Rusike urged the government to ensure prevention and control of exposure for healthcare workers and patients.

“Healthcare workers are likely to face mental health stress and their family role also needs to be recognised,” he said.

“Their stress and exposure grows if they face supply chain issues, are not supplied with surgical masks, sanitisers and other PPE and not given visible protection from the public and authorities.”

New York City in the United States recently availed 50 000 ventilators to assist critical patients fight for their lives while COVID-19 testing levels in Zimbabwe have been woefully low compared to other countries in the region.

Fungisayi Dube from the Citizens Health Watch (CHW) said she was deeply worried about the country’s testing levels and poor information dissemination around COVID-19.

“Why does it seem like they are managing the statistics?
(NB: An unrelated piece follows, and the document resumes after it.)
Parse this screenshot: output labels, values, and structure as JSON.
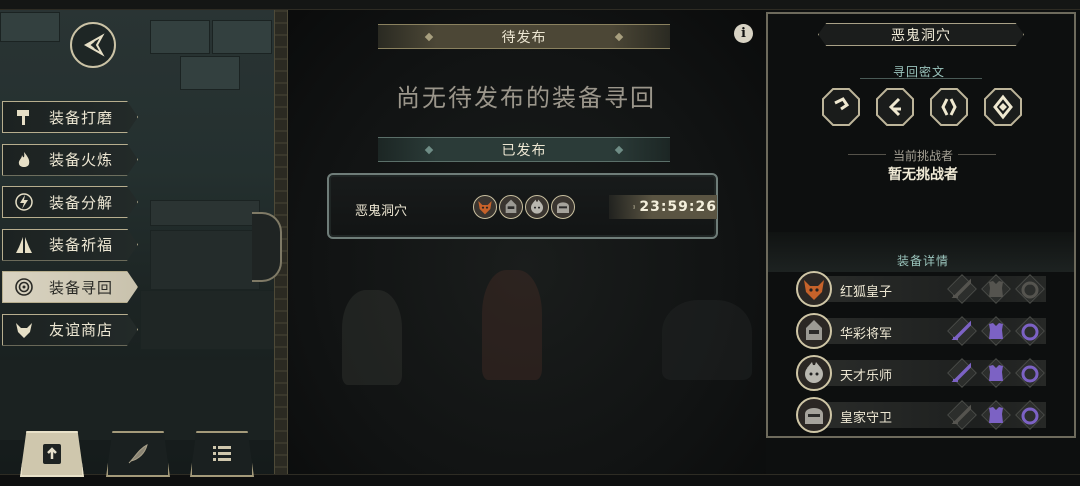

It’s clear we are not testing enough and this has made people to be complacent,” she said.

In many of Harare’s neighbourhoods including Mbare and Budiriro, people are going about with their lives, mixing and mingling as usual, although many shopping centres have closed following the national lockdown.

“If we carry on with this business as usual attitude we will bear the brunt of this scourge. We also need to decentralise services so that people in other towns can also be attended to,” she said.

The Zimbabwe Association for Doctors for Human Rights also raised the red flag concerning the issue of testing after only 200 of over 16 000 people who returned from different countries were tested for the virus.

In South Africa returnees from different countries including China were forced into isolation and taken to a ranch set aside for that only to be released after they tested negative.

Nyaradzo Group recently established two clinics in Harare and Ruwa that will be screening and testing for the deadly virus, COVID-19, with company official Taurai Chipamaunga saying each clinic would handle up to 50 tests daily.

Chipamaunga said having learnt from other countries that have succeeded in containing the pandemic, Nyaradzo decided to prioritise screening and testing, becoming the first company to do so locally.

“Screening and testing are important facets in winning this war. Once we have identified those who are positive, we isolate them from everyone else to avoid spreading the disease while also giving ourselves time to do contact-tracing to contain its spread,” he said.